Jutila D B, Kurk S, Jutila M A
Montana State University, Bozeman 59717.
Immunol Lett. 1994 Jun;41(1):49-57. doi: 10.1016/0165-2478(94)90056-6.
All leukocytes, except some subsets of lymphocytes, express Ly-6C. However, virtually all of the regulation studies of this antigen have been done on lymphocytes only. Recently we showed that monocytes and neutrophils express 10-100 times the level of Ly-6C expressed by lymphoid cells. We compared Ly-6C expression on neutrophils and monocytes following short-term cell activation induced by C5a or phorbol esters or treatment with phosphatidylinositol-specific phospholipase-C (PI-PLC). Activation of the neutrophil led to a rapid ( < 30 min) increase in surface expression of Ly-6C, but similar treatment had little effect on or slightly diminished the expression of the monocyte molecule. Prolonged treatment of the monocyte with IFN-gamma (24 h) led to increased Ly-6C expression. Low doses of TNF-alpha inhibited the up-regulation of Ly-6C induced by IFN-gamma. Similar to what has been described for the lymphocyte, the monocyte form of Ly-6C was hydrolyzed by PI-PLC treatment within 30 min. In contrast, the neutrophil molecule was unaffected by PI-PLC for up to 2 h. SDS-PAGE Western blot analysis demonstrated that the neutrophil and monocyte molecules were in the same molecular weight range (14-18 kDa Mr). Our results clearly show differences in the regulation of Ly-6C expression on monocytes versus neutrophils. Thus, it is likely that the potential function of Ly-6C will be unique for each cell.

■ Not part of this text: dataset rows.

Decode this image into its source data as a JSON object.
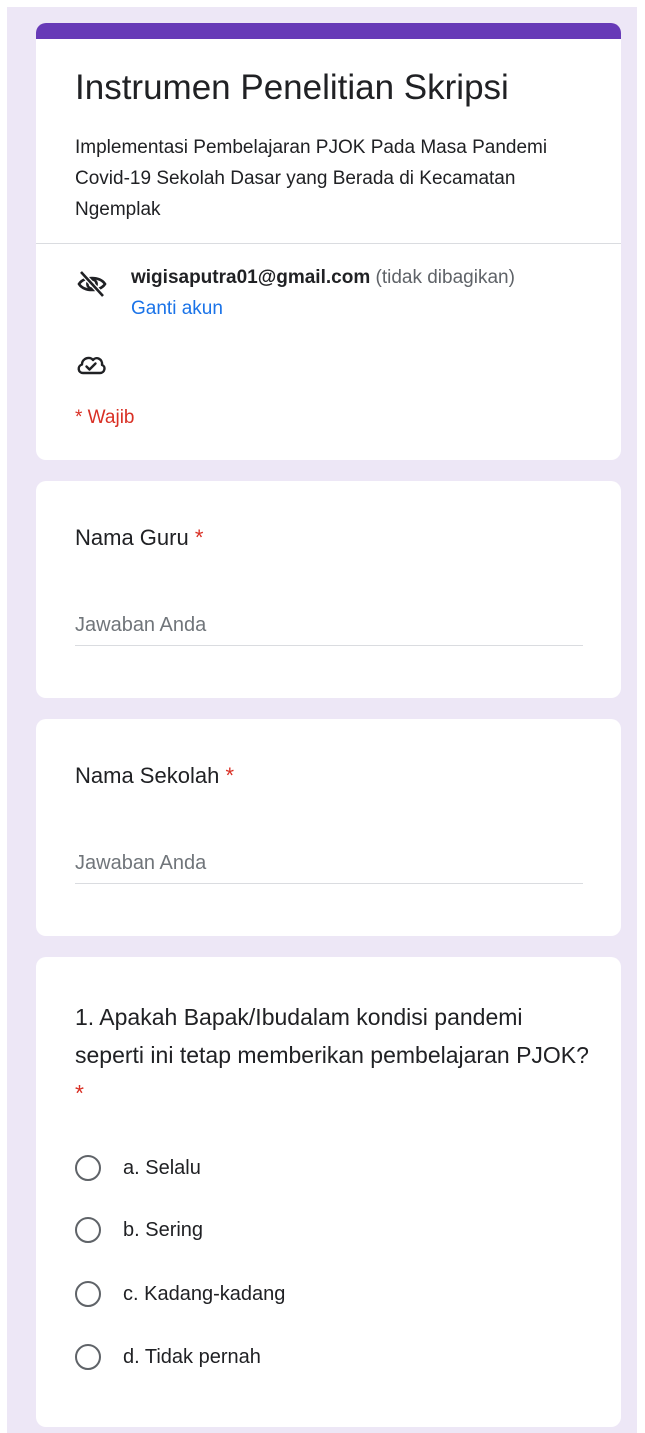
{
  "form": {
    "title": "Instrumen Penelitian Skripsi",
    "description": "Implementasi Pembelajaran PJOK Pada Masa Pandemi Covid-19 Sekolah Dasar yang Berada di Kecamatan Ngemplak",
    "account_email": "wigisaputra01@gmail.com",
    "account_note": "(tidak dibagikan)",
    "switch_account_label": "Ganti akun",
    "required_note": "* Wajib",
    "accent_color": "#673ab7",
    "background_color": "#ede7f6",
    "required_color": "#d93025",
    "link_color": "#1a73e8"
  },
  "questions": {
    "nama_guru": {
      "label": "Nama Guru",
      "required_mark": "*",
      "placeholder": "Jawaban Anda"
    },
    "nama_sekolah": {
      "label": "Nama Sekolah",
      "required_mark": "*",
      "placeholder": "Jawaban Anda"
    },
    "q1": {
      "label": "1. Apakah Bapak/Ibudalam kondisi pandemi seperti ini tetap memberikan pembelajaran PJOK?",
      "required_mark": "*",
      "options": [
        {
          "label": "a. Selalu"
        },
        {
          "label": "b. Sering"
        },
        {
          "label": "c. Kadang-kadang"
        },
        {
          "label": "d. Tidak pernah"
        }
      ]
    }
  },
  "icons": {
    "visibility": "eye-off-icon",
    "cloud": "cloud-done-icon",
    "radio": "radio-unchecked-icon"
  }
}
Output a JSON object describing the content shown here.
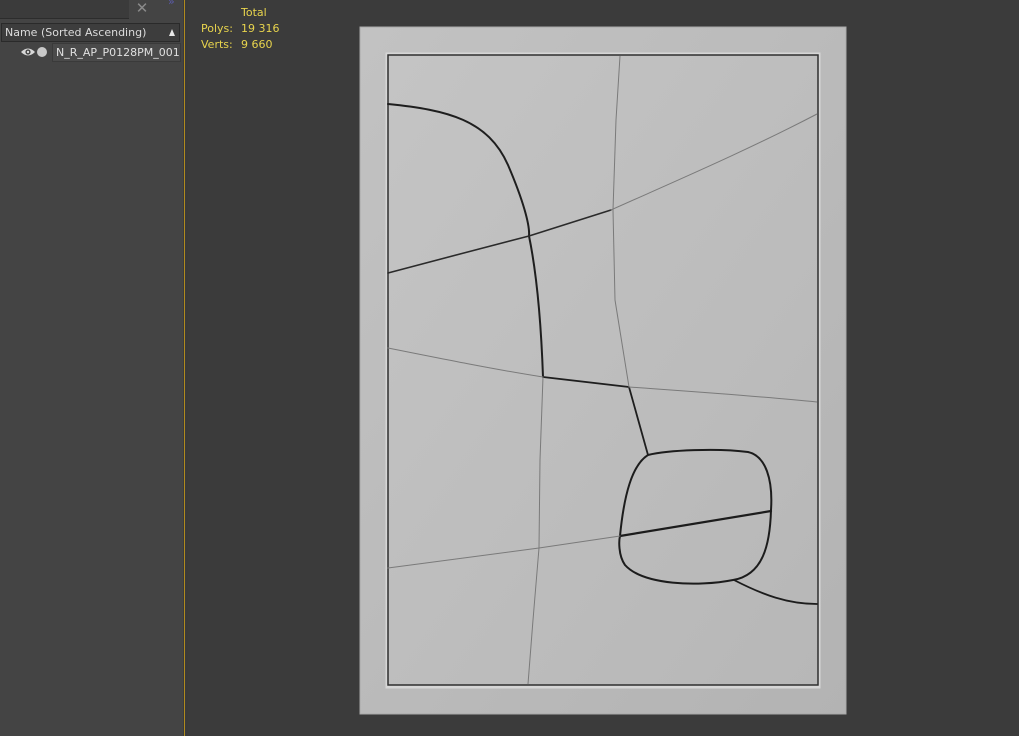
{
  "explorer": {
    "close_icon": "close-icon",
    "column_header": "Name (Sorted Ascending)",
    "sort_icon": "sort-ascending-icon",
    "objects": [
      {
        "name": "N_R_AP_P0128PM_001",
        "visibility_icon": "eye-icon",
        "render_icon": "render-dot-icon"
      }
    ]
  },
  "viewport": {
    "stats": {
      "header": "Total",
      "polys_label": "Polys:",
      "polys_value": "19 316",
      "verts_label": "Verts:",
      "verts_value": "9 660",
      "color": "#e8d44d"
    },
    "colors": {
      "background": "#3b3b3b",
      "panel_outer": "#b9b9b9",
      "panel_inner": "#bdbdbd",
      "accent_splitter": "#b08a1e"
    }
  }
}
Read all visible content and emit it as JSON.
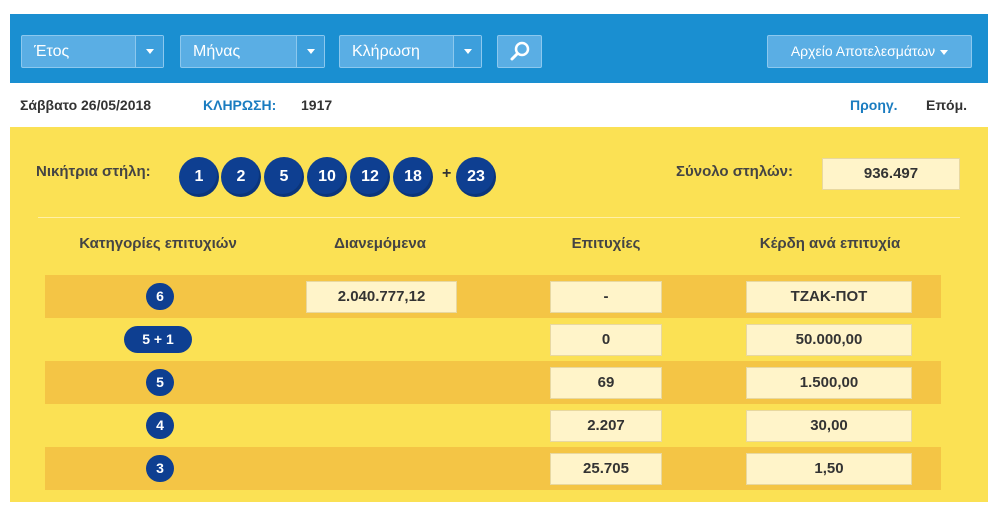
{
  "header": {
    "year_label": "Έτος",
    "month_label": "Μήνας",
    "draw_label": "Κλήρωση",
    "archive_label": "Αρχείο Αποτελεσμάτων",
    "search_icon": "magnifier-icon"
  },
  "info": {
    "date": "Σάββατο 26/05/2018",
    "draw_prefix": "ΚΛΗΡΩΣΗ:",
    "draw_number": "1917",
    "prev": "Προηγ.",
    "next": "Επόμ."
  },
  "winning": {
    "label": "Νικήτρια στήλη:",
    "numbers": [
      "1",
      "2",
      "5",
      "10",
      "12",
      "18"
    ],
    "plus": "+",
    "bonus": "23",
    "total_label": "Σύνολο στηλών:",
    "total_value": "936.497"
  },
  "table": {
    "headers": [
      "Κατηγορίες επιτυχιών",
      "Διανεμόμενα",
      "Επιτυχίες",
      "Κέρδη ανά επιτυχία"
    ],
    "rows": [
      {
        "category": "6",
        "distributed": "2.040.777,12",
        "winners": "-",
        "prize": "ΤΖΑΚ-ΠΟΤ"
      },
      {
        "category": "5 + 1",
        "distributed": "",
        "winners": "0",
        "prize": "50.000,00"
      },
      {
        "category": "5",
        "distributed": "",
        "winners": "69",
        "prize": "1.500,00"
      },
      {
        "category": "4",
        "distributed": "",
        "winners": "2.207",
        "prize": "30,00"
      },
      {
        "category": "3",
        "distributed": "",
        "winners": "25.705",
        "prize": "1,50"
      }
    ]
  },
  "colors": {
    "header_bg": "#1a8fd1",
    "panel_bg": "#fbe154",
    "row_dark": "#f4c545",
    "ball": "#0e3f91",
    "link": "#1a7cc0"
  }
}
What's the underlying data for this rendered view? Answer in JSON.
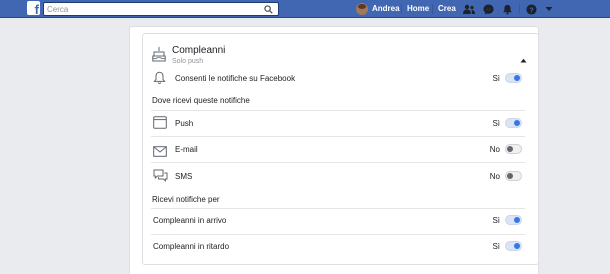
{
  "topbar": {
    "logo": "f",
    "search_placeholder": "Cerca",
    "user_name": "Andrea",
    "home_label": "Home",
    "create_label": "Crea",
    "icons": [
      "friends-icon",
      "messenger-icon",
      "notifications-icon",
      "help-icon",
      "account-menu-caret-icon"
    ]
  },
  "section": {
    "title": "Compleanni",
    "subtitle": "Solo push",
    "icon": "birthday-cake-icon",
    "collapse_icon": "caret-up-icon"
  },
  "allow": {
    "label": "Consenti le notifiche su Facebook",
    "value": "Sì",
    "enabled": true
  },
  "where_heading": "Dove ricevi queste notifiche",
  "channels": [
    {
      "name": "push",
      "label": "Push",
      "value": "Sì",
      "enabled": true,
      "icon": "browser-window-icon"
    },
    {
      "name": "email",
      "label": "E-mail",
      "value": "No",
      "enabled": false,
      "icon": "envelope-icon"
    },
    {
      "name": "sms",
      "label": "SMS",
      "value": "No",
      "enabled": false,
      "icon": "chat-bubbles-icon"
    }
  ],
  "receive_heading": "Ricevi notifiche per",
  "types": [
    {
      "name": "upcoming",
      "label": "Compleanni in arrivo",
      "value": "Sì",
      "enabled": true
    },
    {
      "name": "belated",
      "label": "Compleanni in ritardo",
      "value": "Sì",
      "enabled": true
    }
  ],
  "colors": {
    "topbar": "#4267b2",
    "toggle_on": "#3578e5",
    "toggle_off": "#606770",
    "page_bg": "#e9ebee"
  }
}
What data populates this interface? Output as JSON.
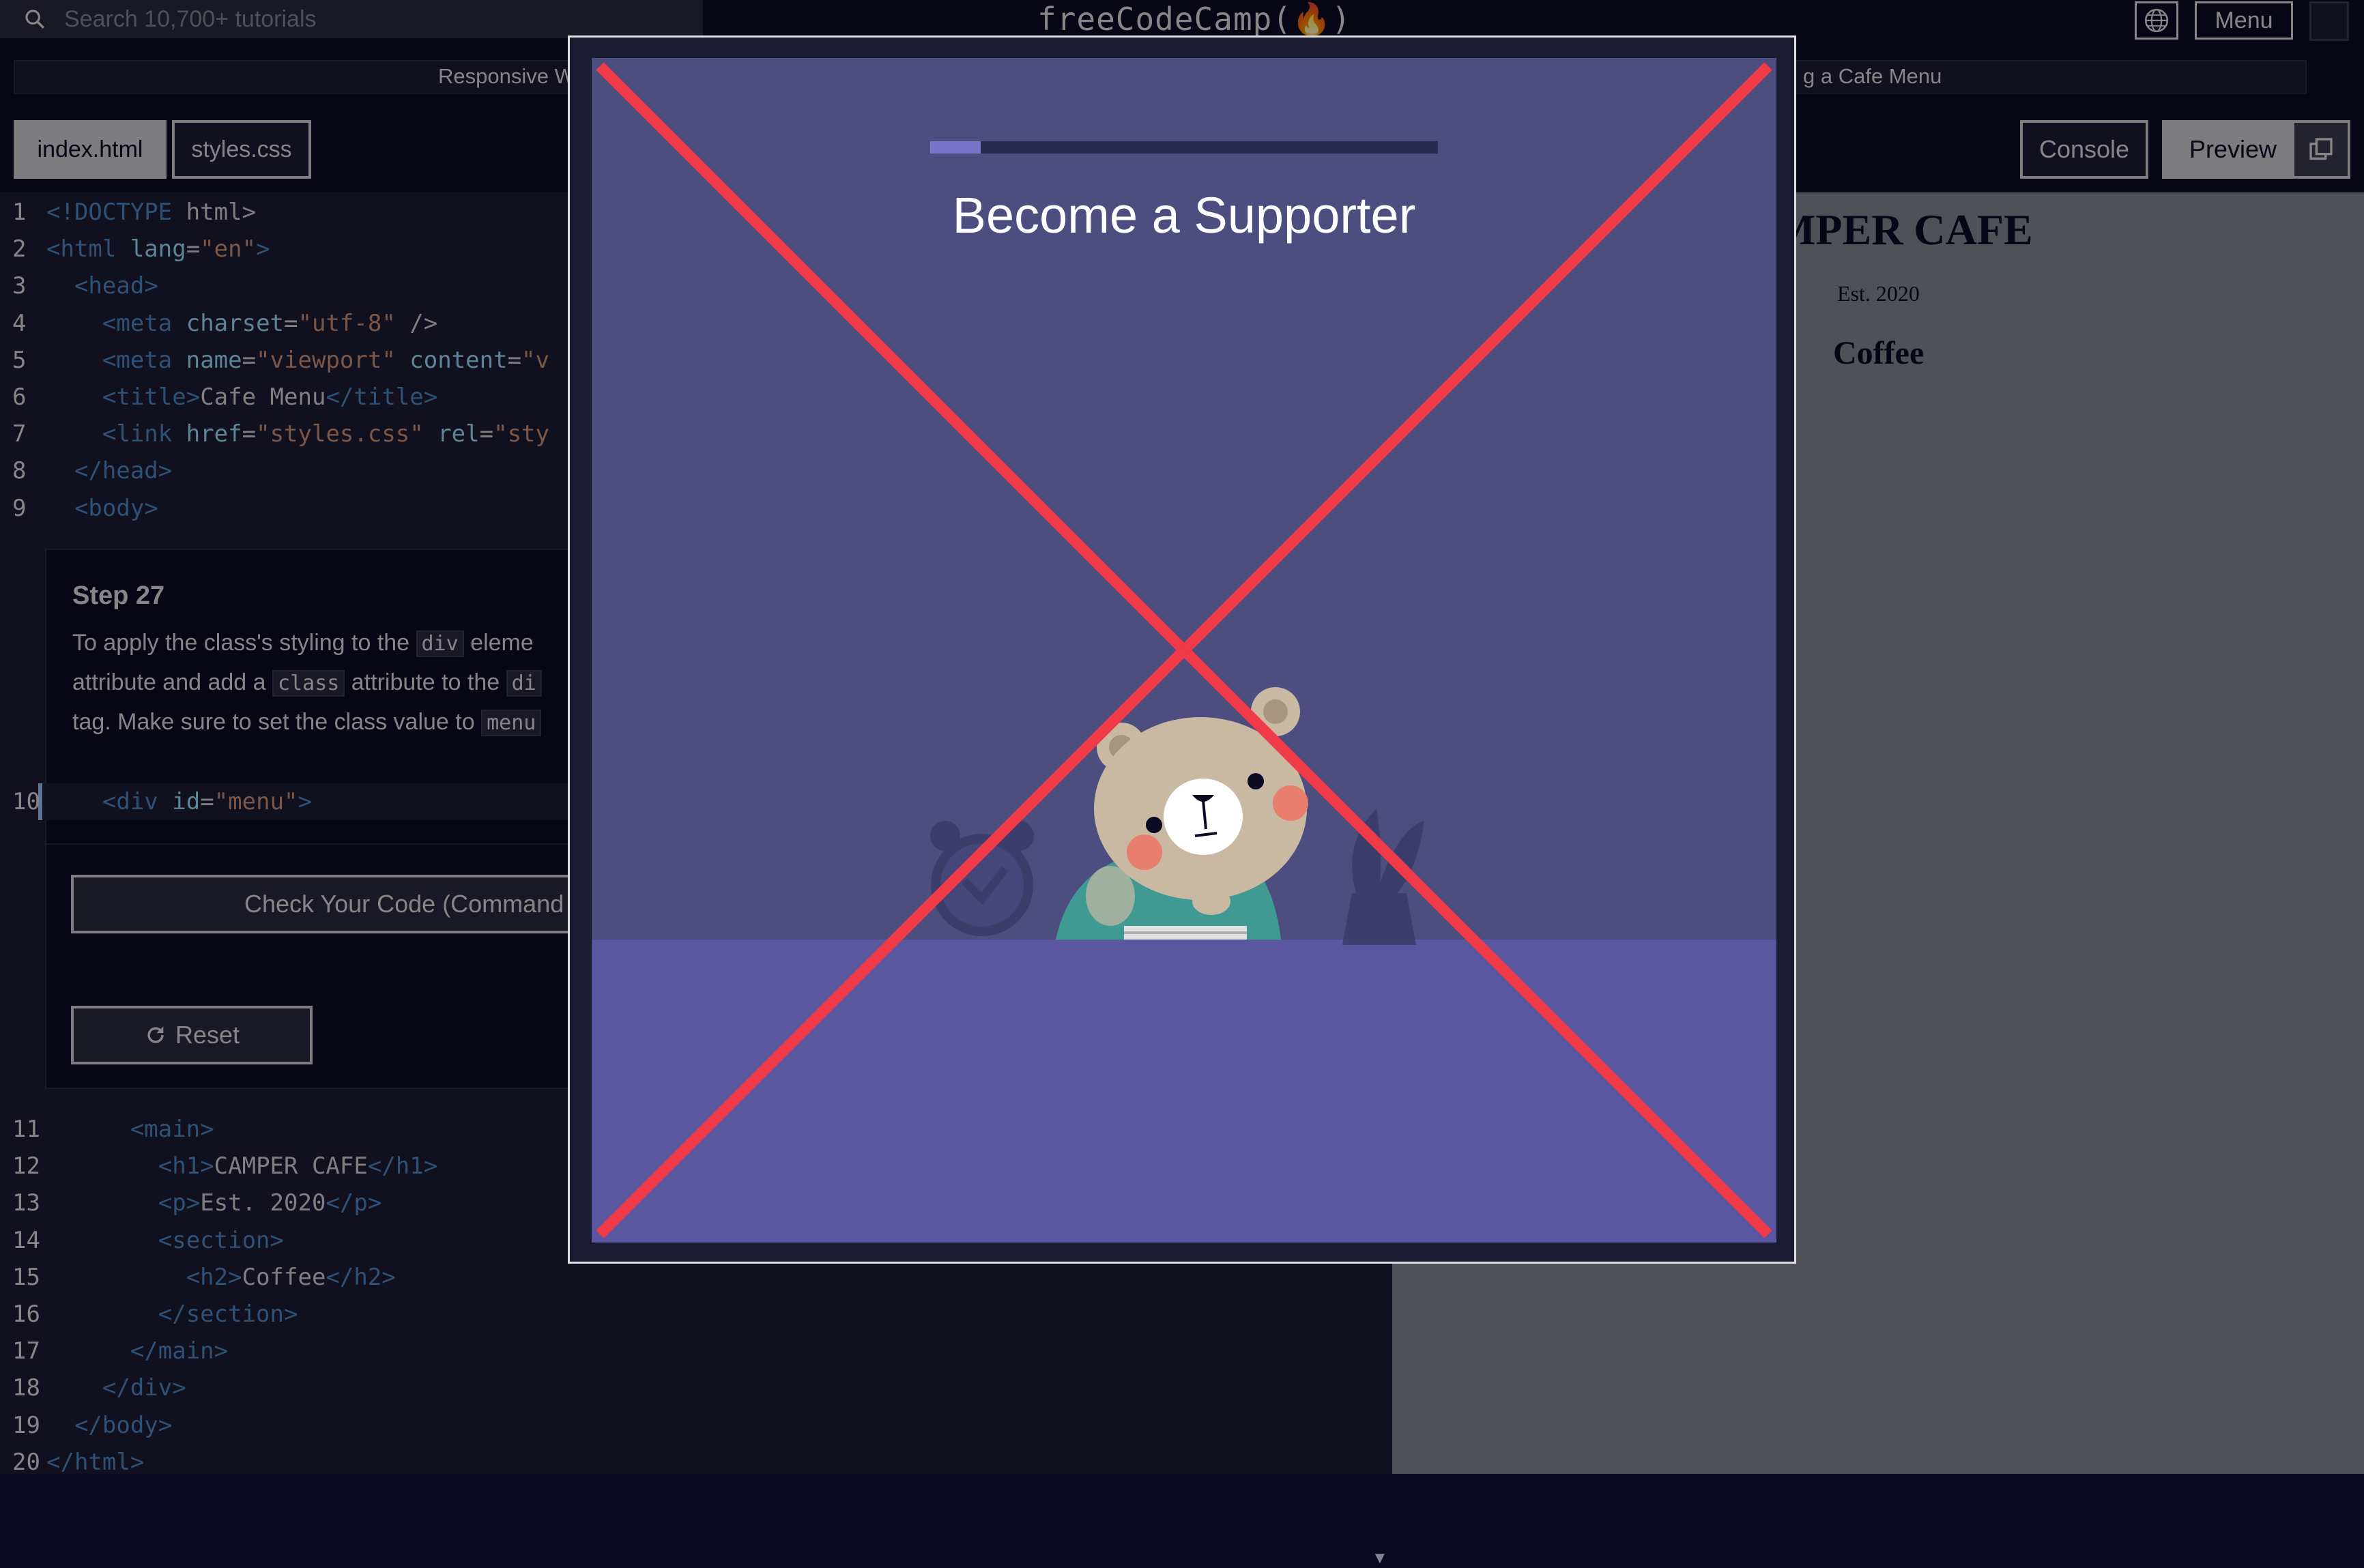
{
  "search": {
    "placeholder": "Search 10,700+ tutorials"
  },
  "brand": {
    "logo_text": "freeCodeCamp(🔥)"
  },
  "nav": {
    "menu_label": "Menu",
    "globe_icon": "globe-icon"
  },
  "breadcrumb": {
    "course": "Responsive W",
    "project": "g a Cafe Menu"
  },
  "editor": {
    "tabs": [
      {
        "label": "index.html",
        "active": true
      },
      {
        "label": "styles.css",
        "active": false
      }
    ],
    "lines_top": [
      {
        "n": "1",
        "code": "<!DOCTYPE html>"
      },
      {
        "n": "2",
        "code": "<html lang=\"en\">"
      },
      {
        "n": "3",
        "code": "  <head>"
      },
      {
        "n": "4",
        "code": "    <meta charset=\"utf-8\" />"
      },
      {
        "n": "5",
        "code": "    <meta name=\"viewport\" content=\"v"
      },
      {
        "n": "6",
        "code": "    <title>Cafe Menu</title>"
      },
      {
        "n": "7",
        "code": "    <link href=\"styles.css\" rel=\"sty"
      },
      {
        "n": "8",
        "code": "  </head>"
      },
      {
        "n": "9",
        "code": "  <body>"
      }
    ],
    "active_line": {
      "n": "10",
      "code": "    <div id=\"menu\">"
    },
    "lines_bottom": [
      {
        "n": "11",
        "code": "      <main>"
      },
      {
        "n": "12",
        "code": "        <h1>CAMPER CAFE</h1>"
      },
      {
        "n": "13",
        "code": "        <p>Est. 2020</p>"
      },
      {
        "n": "14",
        "code": "        <section>"
      },
      {
        "n": "15",
        "code": "          <h2>Coffee</h2>"
      },
      {
        "n": "16",
        "code": "        </section>"
      },
      {
        "n": "17",
        "code": "      </main>"
      },
      {
        "n": "18",
        "code": "    </div>"
      },
      {
        "n": "19",
        "code": "  </body>"
      },
      {
        "n": "20",
        "code": "</html>"
      }
    ]
  },
  "step": {
    "title": "Step 27",
    "desc_1": "To apply the class's styling to the ",
    "code_1": "div",
    "desc_2": " eleme",
    "desc_3": "attribute and add a ",
    "code_2": "class",
    "desc_4": " attribute to the ",
    "code_3": "di",
    "desc_5": "tag. Make sure to set the class value to ",
    "code_4": "menu"
  },
  "actions": {
    "check_label": "Check Your Code (Command",
    "reset_label": "Reset"
  },
  "preview": {
    "console_label": "Console",
    "preview_label": "Preview",
    "h1": "MPER CAFE",
    "p": "Est. 2020",
    "h2": "Coffee"
  },
  "modal": {
    "title": "Become a Supporter",
    "progress_percent": 10
  },
  "colors": {
    "accent": "#99c9ff",
    "close_x": "#f03a47",
    "modal_bg": "#4d4d80",
    "modal_floor": "#5a57a0"
  }
}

除某些淋巴细胞亚群外,所有白细胞均表达Ly-6C。然而,实际上对该抗原的所有调控研究仅在淋巴细胞上进行。最近我们发现,单核细胞和中性粒细胞表达的Ly-6C水平是淋巴细胞的10至100倍。我们比较了在C5a或佛波酯诱导的短期细胞活化后,或用磷脂酰肌醇特异性磷脂酶-C(PI-PLC)处理后,中性粒细胞和单核细胞上Ly-6C的表达。中性粒细胞的活化导致Ly-6C表面表达迅速(<30分钟)增加,但类似处理对单核细胞分子的表达几乎没有影响或略有降低。用IFN-γ对单核细胞进行长时间(24小时)处理会导致Ly-6C表达增加。低剂量的TNF-α抑制IFN-γ诱导的Ly-6C上调。与淋巴细胞的情况类似,单核细胞形式的Ly-6C在PI-PLC处理后30分钟内被水解。相比之下,中性粒细胞分子在长达2小时内不受PI-PLC影响。SDS-PAGE Western印迹分析表明,中性粒细胞和单核细胞分子的分子量范围相同(Mr为14 - 18 kDa)。我们的结果清楚地显示了单核细胞与中性粒细胞在Ly-6C表达调控上的差异。因此,Ly-6C的潜在功能在每个细胞中可能都是独特的。